On Jan. 8, the regime initiated a complete national communications blackout. Satellite receivers were confiscated, phone lines severed and internet access erased within hours. This was not a defensive tactic; it was a deliberate strategy to obscure violence and prevent the world from witnessing what human rights observers fear is one of the deadliest crackdowns in the nation’s history. With no way to report, livestream or call for help, thousands have been cut down in the dark. Digital silence has become a weapon.
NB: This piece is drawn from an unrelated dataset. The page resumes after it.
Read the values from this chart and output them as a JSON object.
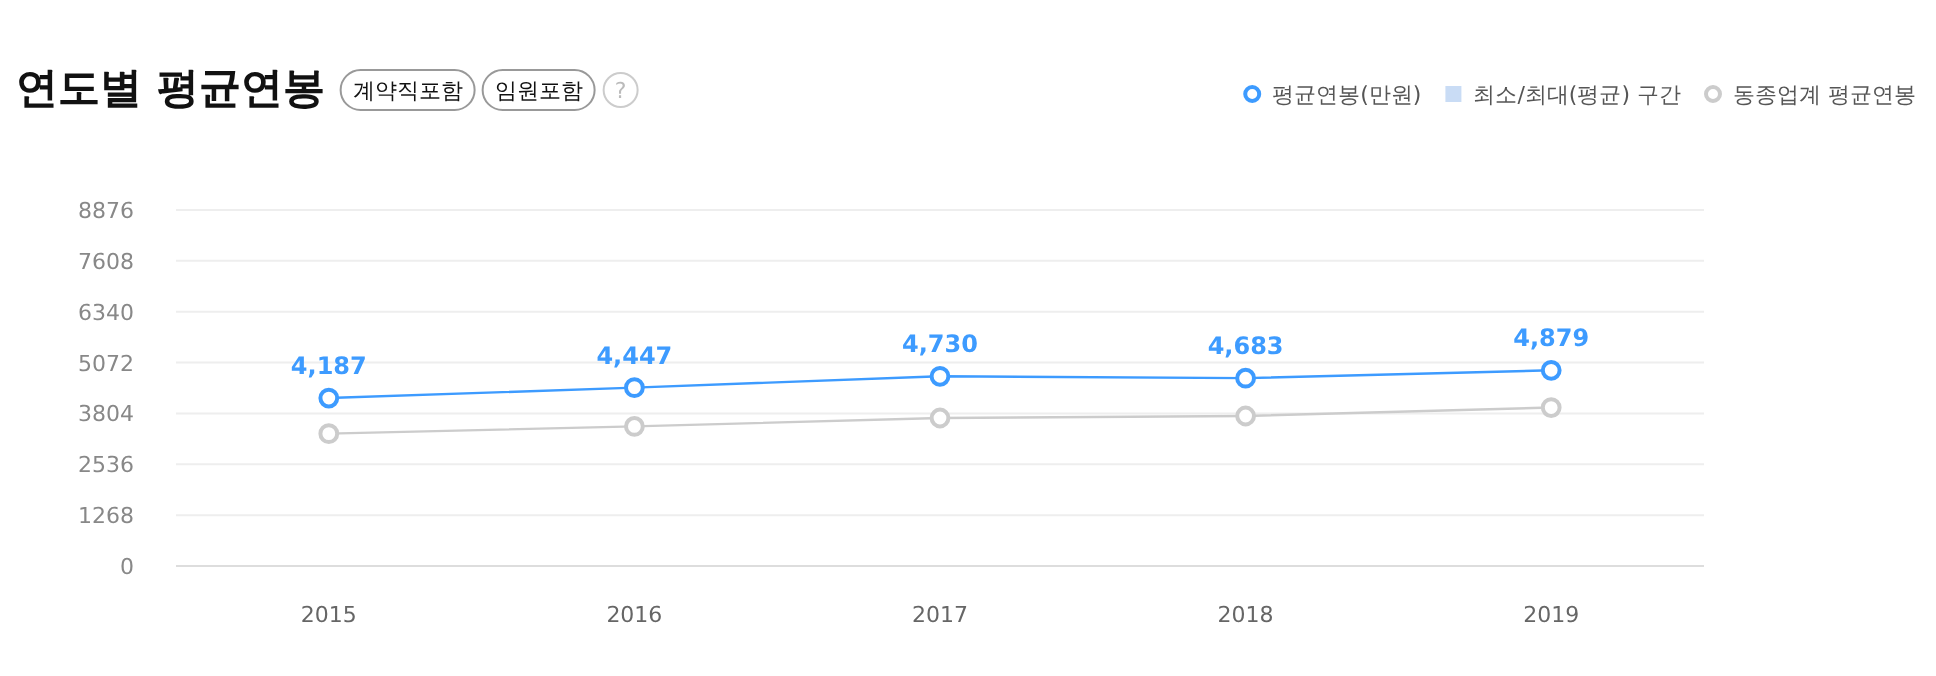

But what makes this revolution historic is the unity rising within the blackout. Although the “popinjay” quote emerges from a Persian lineage, this movement is carried by the full mosaic of Iran’s people. Kurds, Turks, Balochis, Arabs and Persians, communities long targeted by divide-and-rule policies, are standing shoulder to shoulder. From Sistan and Baluchestan to the avenues of Tehran and Tabriz, the chant, “Together, With One Voice, Toward Freedom,” reverberates across languages and identities. The regime’s greatest strategy has always been division; the people’s greatest strength has always been their refusal to accept it.
This struggle is not abstract. It is lived every day by unarmed civilians who face the full force of the state. Children are rejecting indoctrination by walking out of classrooms. Young women are burning the symbols of their oppression. Elderly women, some of them old enough to remember the 1979 revolution, stand defiantly before armed forces with nothing but their courage. The revolution is not a political faction; it is a population refusing to disappear.
For those of us watching from afar, especially members of the Iranian diaspora, the darkness is suffocating. Many have lost contact with family, going days or weeks without knowing whether loved ones are alive. These “cold days” are emotional winters shaped by helplessness, fear, and longing. From a distance that feels vast, the sense of responsibility only grows heavier.
And so the question becomes what can people outside Iran do when a regime has severed the nation from the world?
The answer is both simple and urgent: we can refuse to let silence settle. We can amplify the truth that Iranians are risking everything for the right to live freely. When authoritarian governments can delete a nation from the internet, global human rights become fragile for everyone.
Readers, academics, artists and global citizens alike can help break the blackout by sharing verified updates, supporting human rights organizations, engaging in public scholarship and keeping the story alive in media and academic spaces. In moments of censorship, amplification becomes an act of solidarity.
The people of Iran continue their struggle in the dark, but they have never stopped shining. Their courage is a reminder that even under the heaviest shadows, brilliance persists. Like the Persian popinjay Freddie once claimed with pride, they are fighting for the right to simply be, colorful, free and unafraid.